Factorization Formulas for $2D$ Critical Percolation, Revisited

TL;DR

This paper confirms a predicted factorization formula for critical percolation probabilities on the triangular lattice, extending previous results and providing explicit constants through rigorous proofs.

Contribution

It proves a long-standing prediction about probability ratios in 2D critical percolation using coupling arguments and previous scaling limit results.

Findings

Confirmed the ratio converges to the explicit constant $K_F$.

Established a new factorization formula involving boundary segments.

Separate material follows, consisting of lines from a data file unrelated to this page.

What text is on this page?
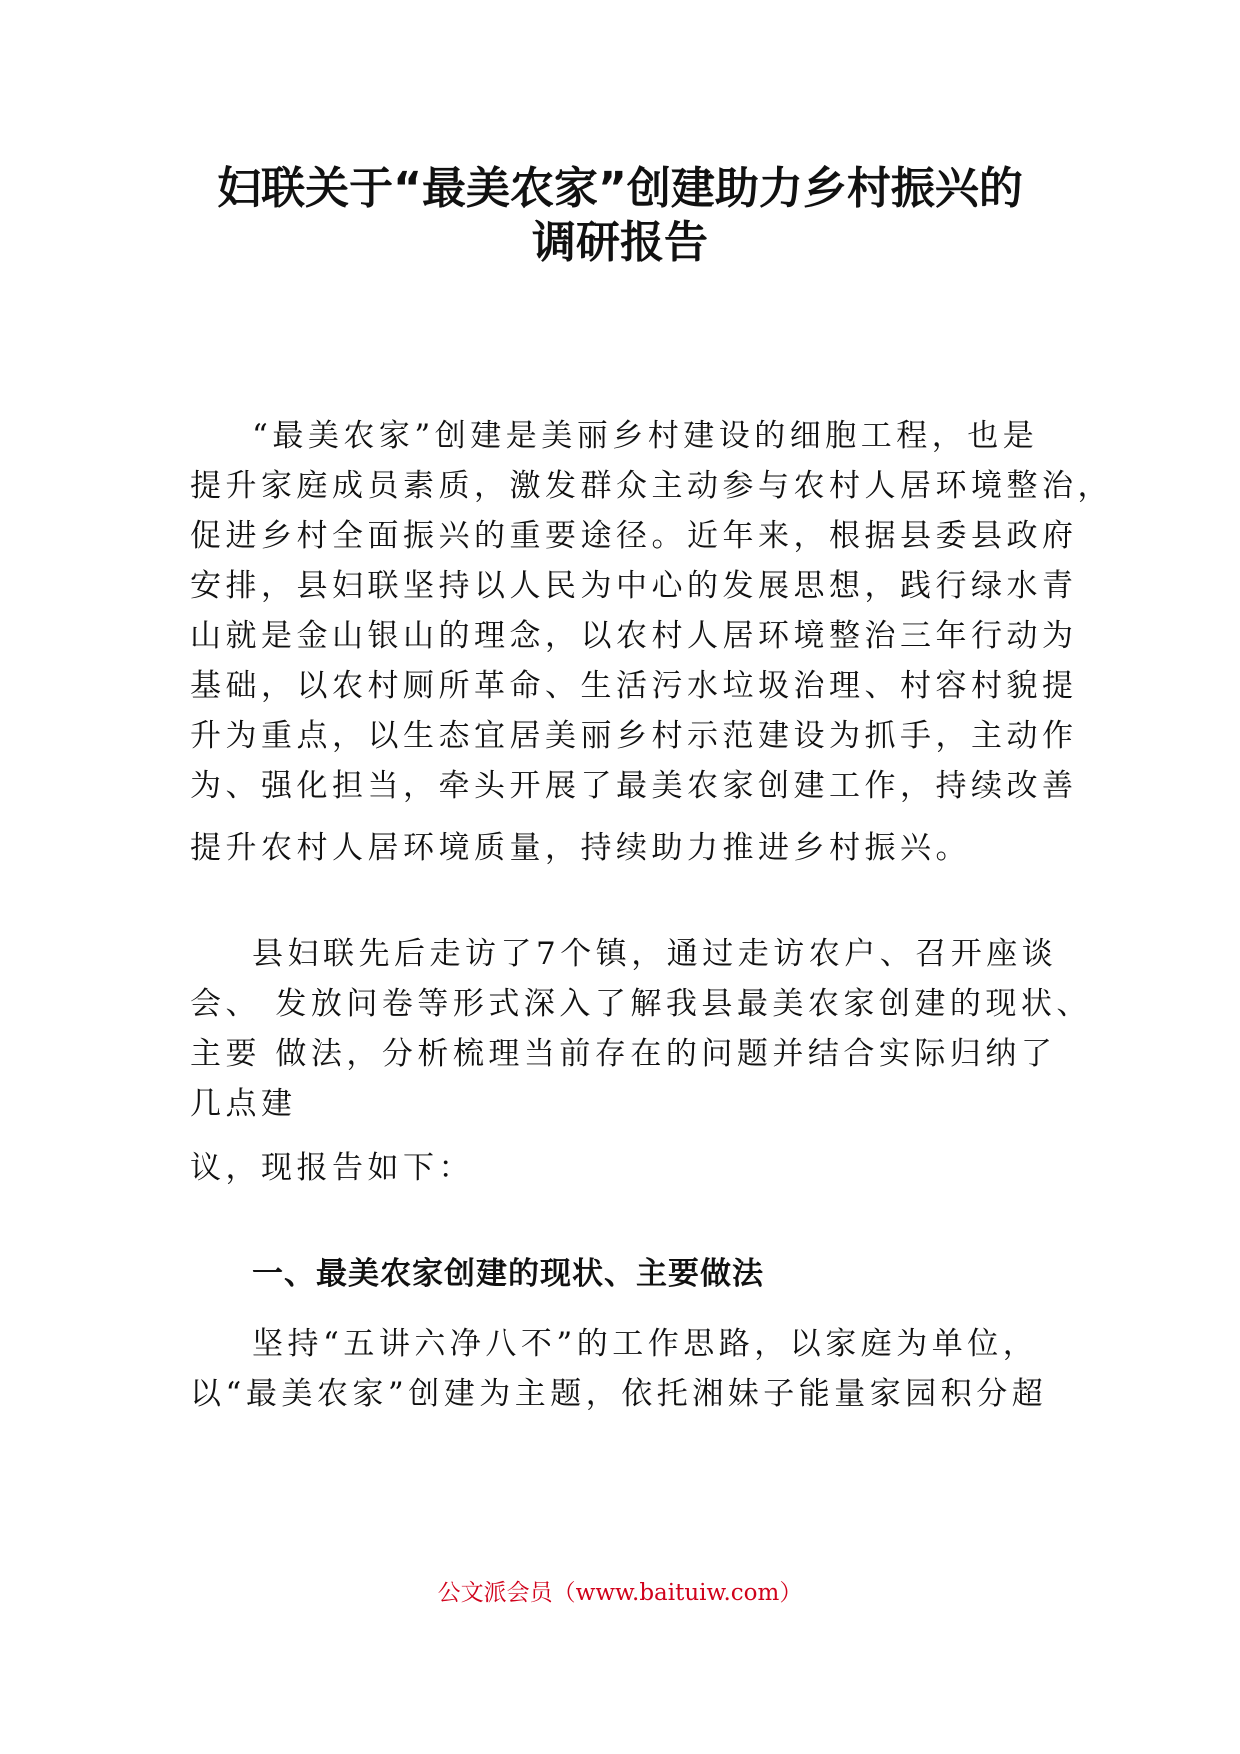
妇联关于“最美农家”创建助力乡村振兴的
调研报告
“最美农家”创建是美丽乡村建设的细胞工程，也是
提升家庭成员素质，激发群众主动参与农村人居环境整治，
促进乡村全面振兴的重要途径。近年来，根据县委县政府
安排，县妇联坚持以人民为中心的发展思想，践行绿水青
山就是金山银山的理念，以农村人居环境整治三年行动为
基础，以农村厕所革命、生活污水垃圾治理、村容村貌提
升为重点，以生态宜居美丽乡村示范建设为抓手，主动作
为、强化担当，牵头开展了最美农家创建工作，持续改善
提升农村人居环境质量，持续助力推进乡村振兴。
县妇联先后走访了7个镇，通过走访农户、召开座谈
会、 发放问卷等形式深入了解我县最美农家创建的现状、
主要 做法，分析梳理当前存在的问题并结合实际归纳了
几点建
议，现报告如下：
一、最美农家创建的现状、主要做法
坚持“五讲六净八不”的工作思路，以家庭为单位，
以“最美农家”创建为主题，依托湘妹子能量家园积分超
公文派会员（www.baituiw.com）
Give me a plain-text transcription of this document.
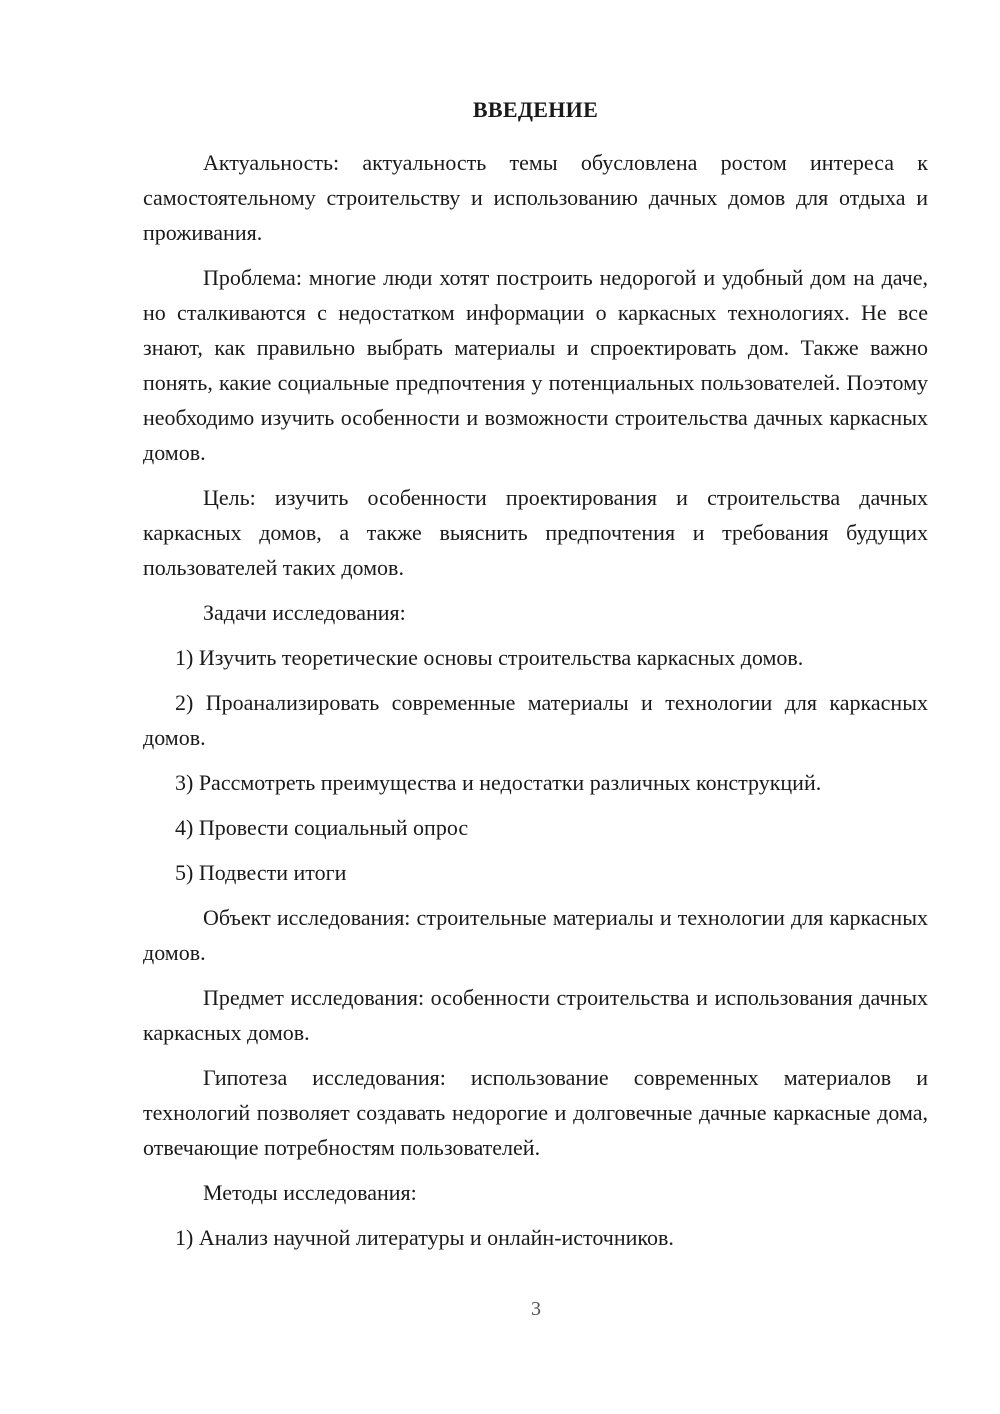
ВВЕДЕНИЕ

Актуальность: актуальность темы обусловлена ростом интереса к самостоятельному строительству и использованию дачных домов для отдыха и проживания.

Проблема: многие люди хотят построить недорогой и удобный дом на даче, но сталкиваются с недостатком информации о каркасных технологиях. Не все знают, как правильно выбрать материалы и спроектировать дом. Также важно понять, какие социальные предпочтения у потенциальных пользователей. Поэтому необходимо изучить особенности и возможности строительства дачных каркасных домов.

Цель: изучить особенности проектирования и строительства дачных каркасных домов, а также выяснить предпочтения и требования будущих пользователей таких домов.

Задачи исследования:

1) Изучить теоретические основы строительства каркасных домов.

2) Проанализировать современные материалы и технологии для каркасных домов.

3) Рассмотреть преимущества и недостатки различных конструкций.

4) Провести социальный опрос

5) Подвести итоги

Объект исследования: строительные материалы и технологии для каркасных домов.

Предмет исследования: особенности строительства и использования дачных каркасных домов.

Гипотеза исследования: использование современных материалов и технологий позволяет создавать недорогие и долговечные дачные каркасные дома, отвечающие потребностям пользователей.

Методы исследования:

1) Анализ научной литературы и онлайн-источников.

3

Extended the understanding of cluster connection probabilities in critical percolation.

Abstract

We consider critical site percolation on the triangular lattice in the upper half-plane. Let $u_1, u_2$ be two sites on the boundary and $w$ a site in the interior of the half-plane. It was predicted by Simmons, Kleban and Ziff in a paper from 2007 that the ratio $\mathbb{P}(nu_1 \leftrightarrow nu_2 \leftrightarrow nw)^{2}\,/\,\mathbb{P}(nu_1 \leftrightarrow nu_2)\cdot\mathbb{P}(nu_1 \leftrightarrow nw)\cdot\mathbb{P}(nu_2 \leftrightarrow nw)$ converges to $K_F$ as $n \to \infty$, where $x\leftrightarrow y$ denotes the event that $x$ and $y$ are in the same open cluster, and $K_F$ is an explicitly known constant. Beliaev and Izyurov proved in a paper in 2012 an analog of this factorization in the scaling limit. We prove, using their result and a generalized coupling argument, the earlier mentioned prediction. Furthermore we prove a factorization formula for the probability $\mathbb{P}(nu_2 \leftrightarrow [nu_1,nu_1+s];\, nw \leftrightarrow [nu_1,nu_1+s])$, where $s>0$.